Abstract In the tropical Central and West Pacific as well as in the East Indian Ocean the symbiont-bearing benthic foraminifera (single celled marine organisms getting size of a few millimeters) are the main producers of calcium-carbonate grains deposited at carbonate beaches. The proportion of larger foraminifera tests on sand grains ranges from 20 to 95 %. This amount depends on the two factors productivity and transport, since the larger foraminifers do not live on or in the sandy bottom near the beaches, but prefer firm substrate in high-energy environments close to the front of coral reefs. Therefore, foraminiferal tests are produced in extreme numbers on the reef crest that is covered by filamentous macroalgae or in the transition zone between the crest and the reef moat. After the release of the test by reproduction or death, empty tests are entrained through the high water energy acting at the reef crest and transported. This transport depends on the direction and intensity of currents connecting the production area (reef crest and transition to the moat) with the deposition area (central moat, lagoon, beach). Devastation of the production area and/or the interruption or diversion of water flow hinders the accumulation of larger foraminifera tests at the beach.

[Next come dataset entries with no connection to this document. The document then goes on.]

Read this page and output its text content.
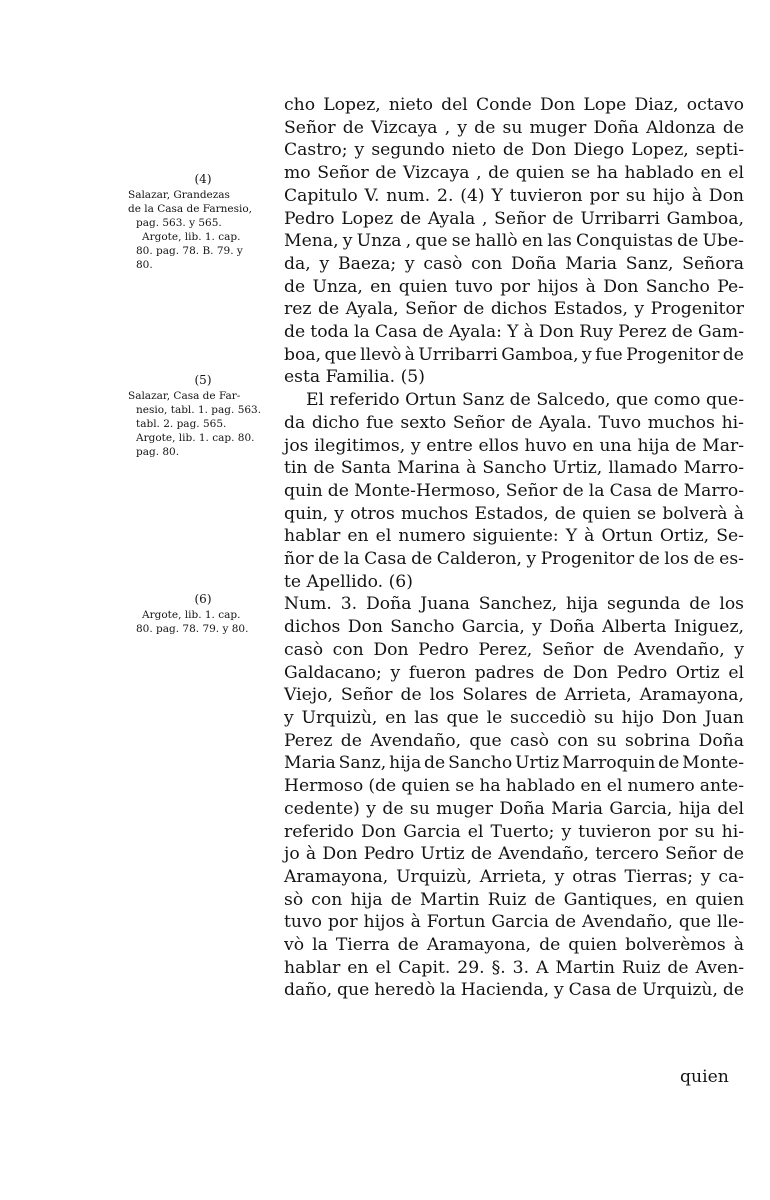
(4)
Salazar, Grandezas
de la Casa de Farnesio,
pag. 563. y 565.
Argote, lib. 1. cap.
80. pag. 78. B. 79. y
80.
(5)
Salazar, Casa de Far-
nesio, tabl. 1. pag. 563.
tabl. 2. pag. 565.
Argote, lib. 1. cap. 80.
pag. 80.
(6)
Argote, lib. 1. cap.
80. pag. 78. 79. y 80.
cho Lopez, nieto del Conde Don Lope Diaz, octavo
Señor de Vizcaya , y de su muger Doña Aldonza de
Castro; y segundo nieto de Don Diego Lopez, septi-
mo Señor de Vizcaya , de quien se ha hablado en el
Capitulo V. num. 2. (4) Y tuvieron por su hijo à Don
Pedro Lopez de Ayala , Señor de Urribarri Gamboa,
Mena, y Unza , que se hallò en las Conquistas de Ube-
da, y Baeza; y casò con Doña Maria Sanz, Señora
de Unza, en quien tuvo por hijos à Don Sancho Pe-
rez de Ayala, Señor de dichos Estados, y Progenitor
de toda la Casa de Ayala: Y à Don Ruy Perez de Gam-
boa, que llevò à Urribarri Gamboa, y fue Progenitor de
esta Familia. (5)
El referido Ortun Sanz de Salcedo, que como que-
da dicho fue sexto Señor de Ayala. Tuvo muchos hi-
jos ilegitimos, y entre ellos huvo en una hija de Mar-
tin de Santa Marina à Sancho Urtiz, llamado Marro-
quin de Monte-Hermoso, Señor de la Casa de Marro-
quin, y otros muchos Estados, de quien se bolverà à
hablar en el numero siguiente: Y à Ortun Ortiz, Se-
ñor de la Casa de Calderon, y Progenitor de los de es-
te Apellido. (6)
Num. 3. Doña Juana Sanchez, hija segunda de los
dichos Don Sancho Garcia, y Doña Alberta Iniguez,
casò con Don Pedro Perez, Señor de Avendaño, y
Galdacano; y fueron padres de Don Pedro Ortiz el
Viejo, Señor de los Solares de Arrieta, Aramayona,
y Urquizù, en las que le succediò su hijo Don Juan
Perez de Avendaño, que casò con su sobrina Doña
Maria Sanz, hija de Sancho Urtiz Marroquin de Monte-
Hermoso (de quien se ha hablado en el numero ante-
cedente) y de su muger Doña Maria Garcia, hija del
referido Don Garcia el Tuerto; y tuvieron por su hi-
jo à Don Pedro Urtiz de Avendaño, tercero Señor de
Aramayona, Urquizù, Arrieta, y otras Tierras; y ca-
sò con hija de Martin Ruiz de Gantiques, en quien
tuvo por hijos à Fortun Garcia de Avendaño, que lle-
vò la Tierra de Aramayona, de quien bolverèmos à
hablar en el Capit. 29. §. 3. A Martin Ruiz de Aven-
daño, que heredò la Hacienda, y Casa de Urquizù, de
quien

Understanding the ecology of larger foraminifera in combination with the transport of empty tests is thus necessary to preserve the equilibrium between deposition and removal of sand at carbonate beaches.

Introduction Foraminifera are single celled organisms living in marine environments except a very few species that inhabit fresh-water. Most of these organisms protect their cells by complex, multi-chambered tests. One group of foraminifera constructs Institut fur Palaontologie, Geozentrum Universitat Wien, Althanstrasse 14, A1090 Wien, Osterreich (Austria); [email protected]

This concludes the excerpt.